JB: We want to understand what is going on inside these dogs, and I am not in any way blaming rescuers or shelters. Dogs who have been attached to a family may suddenly wind up in a shelter for a variety of reasons: family breakup, job loss or the dog’s behavioral problems. Dogs will be very upset by this and when they arrive in a shelter, their cortisol level [a stress-related hormone] goes sky high. We know this because when we’ve taken urine samples, we’ve had to dilute the urine to even get a measurement — it was that high. They don’t have the resources to cope and go into hyperdrive, desperate to please people. As a result, in a shelter setting, dogs actually can be easily trained.
As I mentioned, attachment can happen quickly in shelters.

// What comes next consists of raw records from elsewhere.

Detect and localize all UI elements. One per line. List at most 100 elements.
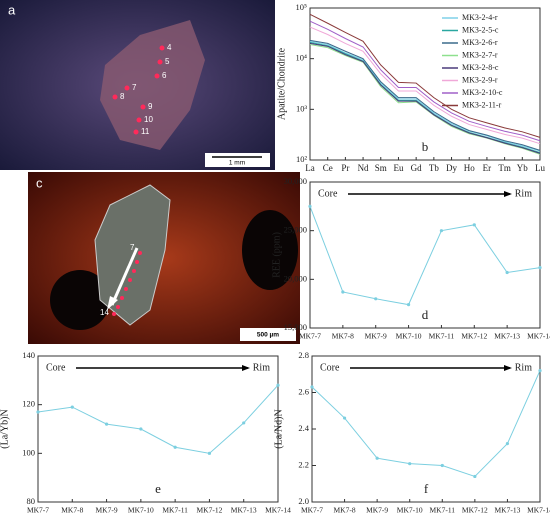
x-tick-label: Gd	[411, 163, 422, 173]
spot	[112, 94, 118, 100]
legend-label: MK3-2-5-c	[462, 25, 499, 34]
y-tick-label: 20,000	[284, 273, 307, 283]
spot-label: 9	[148, 102, 153, 111]
point	[308, 204, 312, 208]
point	[104, 422, 109, 426]
spot-label: 8	[120, 92, 125, 101]
spot	[135, 260, 139, 264]
spot	[128, 278, 132, 282]
rim-label: Rim	[253, 362, 270, 373]
x-tick-label: MK7-10	[128, 506, 154, 515]
legend-label: MK3-2-11-r	[462, 100, 502, 109]
spot-label: 10	[144, 115, 153, 124]
legend-label: MK3-2-8-c	[462, 63, 499, 72]
plot-frame	[309, 181, 541, 329]
y-tick-label: 10⁴	[296, 53, 308, 63]
spot	[124, 287, 128, 291]
series-line	[311, 370, 541, 478]
x-tick-label: Dy	[446, 163, 457, 173]
point	[408, 462, 412, 466]
point	[440, 463, 444, 468]
series-line	[309, 41, 541, 154]
panel-label: d	[422, 307, 429, 322]
x-tick-label: MK7-11	[429, 332, 455, 341]
spot	[136, 117, 142, 123]
y-tick-label: 2.0	[298, 496, 309, 506]
spot-label: 5	[165, 57, 170, 66]
y-tick-label: 30,000	[284, 176, 307, 186]
x-tick-label: MK7-13	[494, 332, 520, 341]
y-tick-label: 10²	[296, 154, 308, 164]
point	[406, 303, 411, 307]
x-tick-label: MK7-14	[265, 506, 291, 515]
y-tick-label: 2.2	[298, 459, 309, 469]
rim-label: Rim	[515, 188, 532, 199]
spot-label: 11	[141, 127, 150, 136]
spot-label: 14	[100, 308, 109, 317]
spot-label: 4	[167, 43, 172, 52]
y-tick-label: 10⁵	[296, 2, 308, 12]
legend-label: MK3-2-7-r	[462, 50, 498, 59]
arrow	[110, 247, 139, 306]
point	[342, 416, 347, 420]
x-tick-label: MK7-12	[461, 332, 487, 341]
dark-region	[242, 210, 298, 290]
y-tick-label: 140	[22, 350, 35, 360]
scale-label: 500 µm	[257, 332, 279, 339]
spot	[154, 73, 160, 79]
point	[473, 474, 477, 479]
x-tick-label: MK7-10	[396, 332, 422, 341]
x-tick-label: MK7-9	[96, 506, 118, 515]
x-tick-label: Pr	[341, 163, 349, 173]
x-tick-label: MK7-13	[231, 506, 257, 515]
y-tick-label: 120	[22, 399, 35, 409]
panel-label: b	[422, 139, 429, 154]
spot	[112, 312, 116, 316]
point	[505, 442, 510, 446]
micrograph-c: c 7 14 500 µm	[28, 172, 300, 344]
x-tick-label: MK7-10	[397, 506, 423, 515]
point	[139, 427, 143, 431]
series-line	[309, 40, 541, 152]
x-tick-label: MK7-7	[301, 506, 323, 515]
x-tick-label: MK7-8	[334, 506, 356, 515]
y-tick-label: 80	[27, 496, 36, 506]
x-tick-label: MK7-9	[365, 332, 387, 341]
point	[505, 270, 509, 275]
series-line	[309, 42, 541, 154]
point	[375, 456, 379, 460]
point	[242, 421, 246, 425]
x-tick-label: MK7-12	[197, 506, 223, 515]
point	[276, 383, 280, 387]
series-line	[309, 44, 541, 155]
legend-label: MK3-2-6-r	[462, 38, 498, 47]
series-line	[309, 206, 541, 306]
x-tick-label: MK7-12	[462, 506, 488, 515]
legend-label: MK3-2-9-r	[462, 75, 498, 84]
legend-label: MK3-2-4-r	[462, 13, 498, 22]
point	[310, 385, 314, 389]
point	[374, 297, 378, 301]
x-tick-label: MK7-7	[299, 332, 321, 341]
legend-label: MK3-2-10-c	[462, 88, 503, 97]
arrow-head	[504, 191, 512, 197]
spot	[159, 45, 165, 51]
panel-label: f	[424, 481, 429, 496]
panel-label: a	[8, 2, 16, 17]
series-line	[309, 20, 541, 142]
arrow-head	[504, 365, 512, 371]
x-tick-label: MK7-9	[366, 506, 388, 515]
scale-label: 1 mm	[229, 160, 245, 167]
y-axis-label: Apatite/Chondrite	[276, 47, 287, 120]
grain	[100, 20, 205, 150]
spot	[120, 296, 124, 300]
arrow-head	[242, 365, 250, 371]
x-tick-label: MK7-14	[527, 506, 550, 515]
arrow-head	[107, 296, 118, 310]
spot-label: 6	[162, 71, 167, 80]
micrograph-a: a 4 5 6 7 8 9 10 11 1 mm	[0, 0, 275, 170]
spot-label: 7	[130, 243, 135, 252]
x-tick-label: MK7-13	[495, 506, 521, 515]
plot-frame	[309, 7, 541, 161]
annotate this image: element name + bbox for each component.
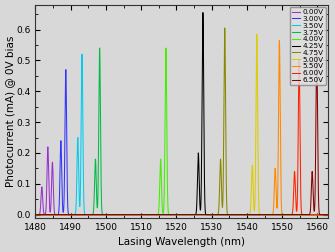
X-axis label: Lasing Wavelength (nm): Lasing Wavelength (nm) [118, 237, 245, 247]
Y-axis label: Photocurrent (mA) @ 0V bias: Photocurrent (mA) @ 0V bias [5, 36, 15, 187]
Legend: 0.00V, 3.00V, 3.50V, 3.75V, 4.00V, 4.25V, 4.75V, 5.00V, 5.50V, 6.00V, 6.50V: 0.00V, 3.00V, 3.50V, 3.75V, 4.00V, 4.25V… [289, 7, 326, 85]
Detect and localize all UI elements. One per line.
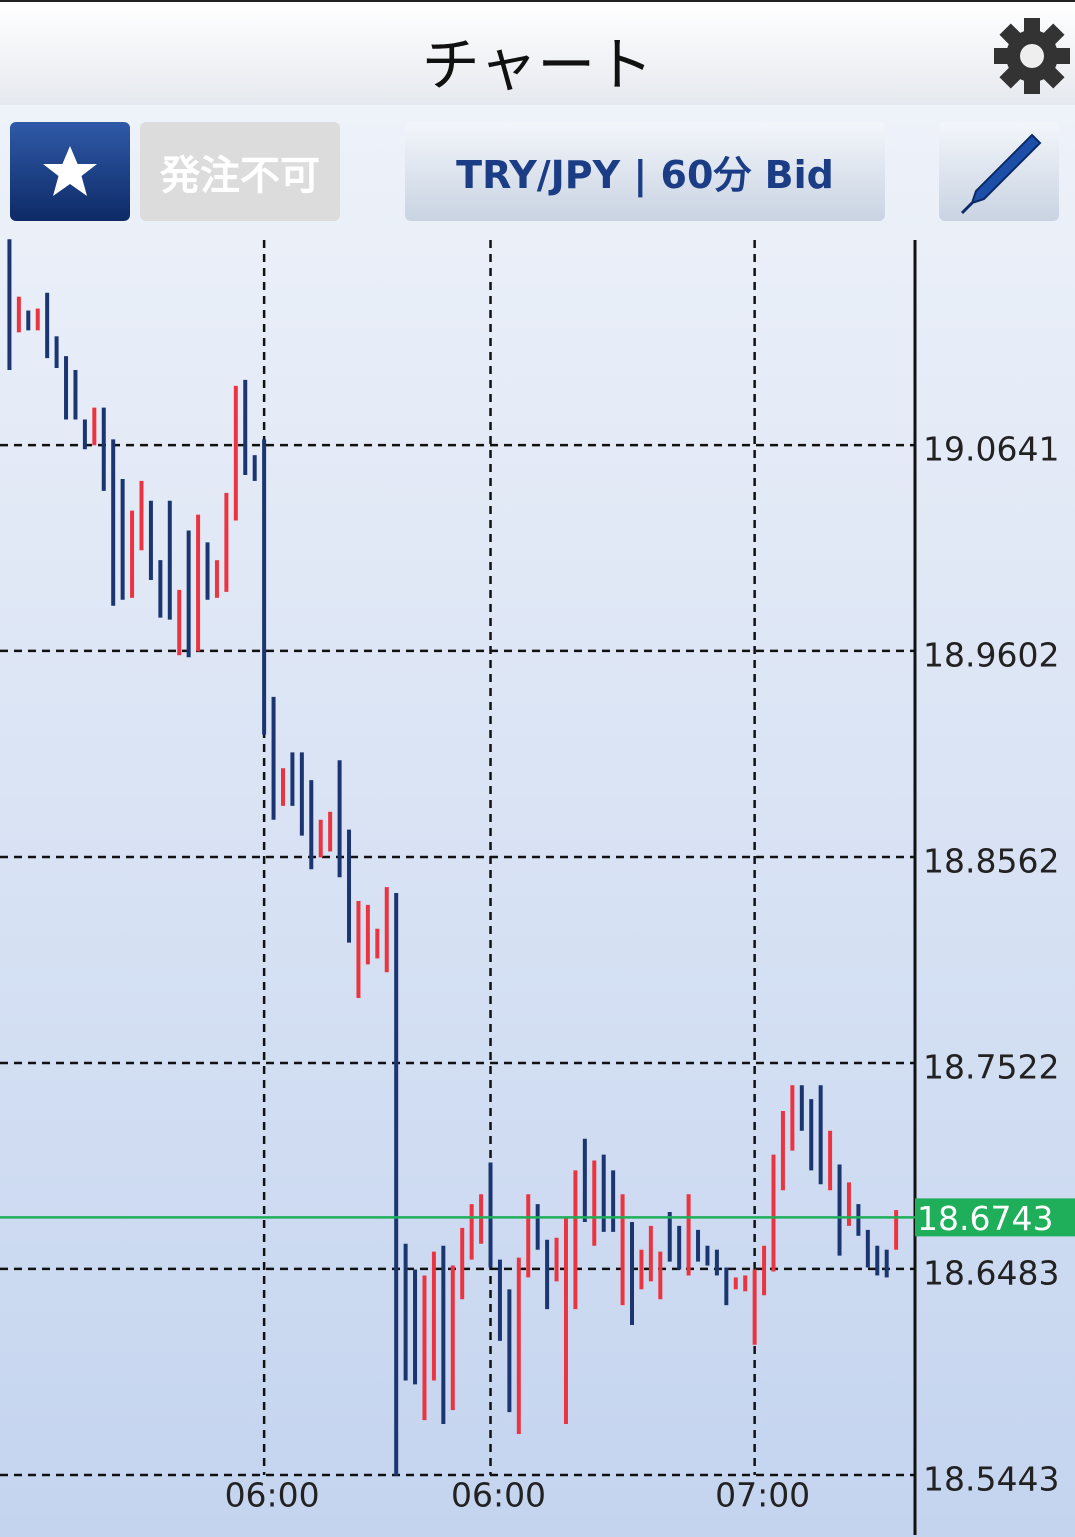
pen-icon	[960, 133, 1042, 214]
x-tick-label: 06:00	[451, 1476, 546, 1515]
y-tick-label: 19.0641	[923, 430, 1059, 469]
x-tick-label: 07:00	[715, 1476, 810, 1515]
y-tick-label: 18.6483	[923, 1253, 1059, 1292]
symbol-button[interactable]: TRY/JPY | 60分 Bid	[405, 122, 885, 221]
order-button[interactable]: 発注不可	[140, 122, 340, 221]
y-tick-label: 18.9602	[923, 635, 1059, 674]
favorite-button[interactable]	[10, 122, 130, 221]
header: チャート	[0, 0, 1075, 105]
y-tick-label: 18.7522	[923, 1048, 1059, 1087]
x-tick-label: 06:00	[225, 1476, 320, 1515]
y-tick-label: 18.5443	[923, 1459, 1059, 1498]
y-tick-label: 18.8562	[923, 841, 1059, 880]
last-price-label: 18.6743	[917, 1199, 1053, 1238]
draw-button[interactable]	[939, 122, 1059, 221]
last-price-box	[915, 1198, 1075, 1237]
settings-icon[interactable]	[992, 16, 1072, 96]
title: チャート	[421, 31, 654, 99]
star-icon	[43, 145, 97, 196]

Of course, when dogs are unhappy, they need to be appropriately cared for, but we find that it’s important to rotate their caregivers so they don’t form an attachment to any one person.
It is also important to assess dogs for separation anxiety, predict the behavior, and advise [shelter staff and prospective adopters] on how to train them to be left alone. That is one of the most important things you can do to ensure the welfare of the dog [in terms of his or her eventual placement] in a new home.
B: Dogs clearly love us, and demonstrate that in many ways, but is this what motivates them to obey us and follow our lead?
JB: Human contact has a high-level reward value for dogs; simple attention from us is rewarding. And if that attention comes while playing with them, it can be a double reward. You can train a dog with a tennis ball, but while the game is important, it is not the only thing. The real treat is the interaction. Withdraw your attention, ignore the dog, and the dog will find this withdrawal of attention aversive.